The energy level crossing behavior and quantum Fisher information in a quantum well with spin-orbit coupling

TL;DR

This paper investigates energy level crossing and quantum Fisher information in a 2D quantum well with spin-orbit couplings, revealing conditions for crossing and analyzing the impact of SOCs on quantum information measures.

Contribution

It introduces a mapping of the SOC Hamiltonian to an anisotropic Rabi model and explores energy crossing and QFI behavior in quantum wells, a novel context for these phenomena.

Findings

Energy level crossing can occur within available parameters in quantum wells.

Spin-orbit couplings significantly influence quantum Fisher information.

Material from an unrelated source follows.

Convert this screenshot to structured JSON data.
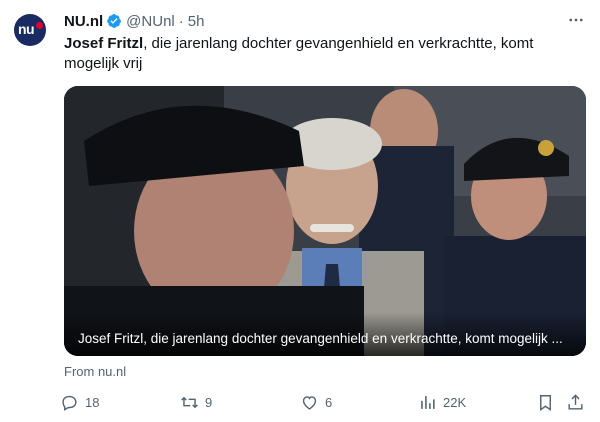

An approximate ground state and QFI are obtained via a unitary transformation.

Abstract

We study the energy level crossing behavior in two-dimensional quantum well with the Rashba and Dresselhaus spin-orbit couplings (SOCs). By mapping the SOC Hamiltonian onto an anisotropic Rabi model, we obtain the approximate ground state and its quantum Fisher information (QFI) via performing a unitary transformation. We find that the energy level crossing can occur in the quantum well system within the available parameters rather than in cavity and circuit quantum eletrodynamics systems. Futhermore, the influence of two kinds of SOCs on the QFI is investigated and an intuitive explanation from the viewpoint of the stationary perturbation theory is given.